The credit for this luxurious beauty belongs to two Josephs – Zítek and Schultz, who were tasked with creating a multifunctional building in Prague. The beginning of Rudolfinum dates back to 1876, when initial work began. The main initiator of the project and the oldest financial institution in the Bohemian Kingdom, Česká spořitelna, is responsible for the monumentality for the building. This institution could afford to finance the building for 10 years until its official completion in 1885.
The construction was affected by contemporary national disputes, as is reflected by the following joke that appear in contemporary newspaper: “Excuse me, but who’s showing an exhibition of sticks here?” “You are mistaken. These are merely discarded canes of the Bursch fraternity, whose long-term stay here gives the house a unique atmosphere”. The joke refers to the low representation of Czech authors in the construction work; these did not finish their work on purpose as a means of protest. It also hints at the fact that the majority of attendees of the ceremonial opening of the building were German-speaking. After all, it was a triumph of the Czech art world.
The monumental building combined sections for concerts and exhibitions.
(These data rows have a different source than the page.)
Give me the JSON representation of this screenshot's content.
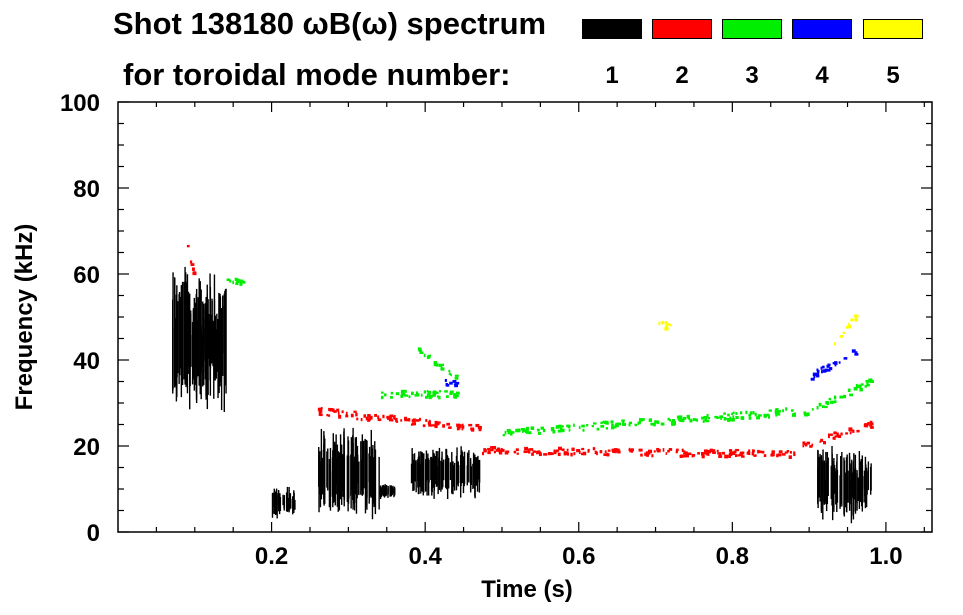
{
  "chart_data": {
    "type": "heatmap",
    "title": "Shot 138180 ωB(ω) spectrum",
    "subtitle": "for toroidal mode number:",
    "xlabel": "Time (s)",
    "ylabel": "Frequency (kHz)",
    "xlim": [
      0.0,
      1.06
    ],
    "ylim": [
      0,
      100
    ],
    "x_ticks": [
      "0.2",
      "0.4",
      "0.6",
      "0.8",
      "1.0"
    ],
    "y_ticks": [
      "0",
      "20",
      "40",
      "60",
      "80",
      "100"
    ],
    "legend": [
      {
        "label": "1",
        "color": "#000000"
      },
      {
        "label": "2",
        "color": "#ff0000"
      },
      {
        "label": "3",
        "color": "#00ee00"
      },
      {
        "label": "4",
        "color": "#0000ff"
      },
      {
        "label": "5",
        "color": "#ffff00"
      }
    ],
    "series": [
      {
        "mode": 1,
        "color": "#000000",
        "regions": [
          {
            "t": [
              0.07,
              0.14
            ],
            "f": [
              30,
              58
            ]
          },
          {
            "t": [
              0.09,
              0.13
            ],
            "f": [
              36,
              50
            ]
          },
          {
            "t": [
              0.2,
              0.23
            ],
            "f": [
              4,
              10
            ]
          },
          {
            "t": [
              0.26,
              0.34
            ],
            "f": [
              5,
              22
            ]
          },
          {
            "t": [
              0.34,
              0.36
            ],
            "f": [
              8,
              11
            ]
          },
          {
            "t": [
              0.38,
              0.47
            ],
            "f": [
              9,
              19
            ]
          },
          {
            "t": [
              0.91,
              0.98
            ],
            "f": [
              4,
              18
            ]
          }
        ]
      },
      {
        "mode": 2,
        "color": "#ff0000",
        "tracks": [
          {
            "t": [
              0.26,
              0.47
            ],
            "f": [
              28,
              24
            ]
          },
          {
            "t": [
              0.47,
              0.88
            ],
            "f": [
              19,
              18
            ]
          },
          {
            "t": [
              0.89,
              0.98
            ],
            "f": [
              20,
              25
            ]
          },
          {
            "t": [
              0.085,
              0.1
            ],
            "f": [
              70,
              58
            ]
          }
        ]
      },
      {
        "mode": 3,
        "color": "#00ee00",
        "tracks": [
          {
            "t": [
              0.34,
              0.44
            ],
            "f": [
              32,
              32
            ]
          },
          {
            "t": [
              0.39,
              0.44
            ],
            "f": [
              42,
              36
            ]
          },
          {
            "t": [
              0.5,
              0.88
            ],
            "f": [
              23,
              28
            ]
          },
          {
            "t": [
              0.89,
              0.98
            ],
            "f": [
              27,
              35
            ]
          },
          {
            "t": [
              0.14,
              0.17
            ],
            "f": [
              59,
              57
            ]
          }
        ]
      },
      {
        "mode": 4,
        "color": "#0000ff",
        "tracks": [
          {
            "t": [
              0.9,
              0.96
            ],
            "f": [
              36,
              42
            ]
          },
          {
            "t": [
              0.42,
              0.44
            ],
            "f": [
              35,
              34
            ]
          }
        ]
      },
      {
        "mode": 5,
        "color": "#ffff00",
        "tracks": [
          {
            "t": [
              0.93,
              0.96
            ],
            "f": [
              44,
              50
            ]
          },
          {
            "t": [
              0.7,
              0.72
            ],
            "f": [
              48,
              48
            ]
          }
        ]
      }
    ]
  }
}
These two are connected visually by external elements, the façade with Ionic columns on the south-facing side ended with a balustrade railing; the north-facing wall includes a spectacular corner tower. The entrance is located on the west side and is lined with 25 arcades. The dominant feature of the entry hall is a staircase that leads to the gallery.
Rudolfinum therefore became a respected place for music and art muses. It hosted the Czech Philharmonic and one of the oldest clubs in this country moved a luxurious picture gallery from the Černinský palace in Hradčany to here. On 4th January 1896 Rudolfinum, witnessed a one-of-the-kind event: Antonín Dvořák conducted his own musical works and thus gave name to its concert hall.
In 1919 and 1939 the interior underwent a reconstruction in order to meet the needs of the newly established Czechoslovak Republic. This was carried out by architects Václav Roštlapila and Rudolf Kříženecký. The newly modified premises were used for meetings of the Chamber of Deputies of the National Assembly.
If you are interested in the history of the Rudolfinum during German occupation, we recommend reading the book Na Střeše je Mendlessohn by Jiří Weil; it also has a deep, highly symbolic story.
Rudolfinum lives on. The building is well maintained. In the 90s, it underwent a general reconstruction and in 1989 it was declared a part of the national cultural heritage. And you can still enjoy musical and art muses in Rudolfinum.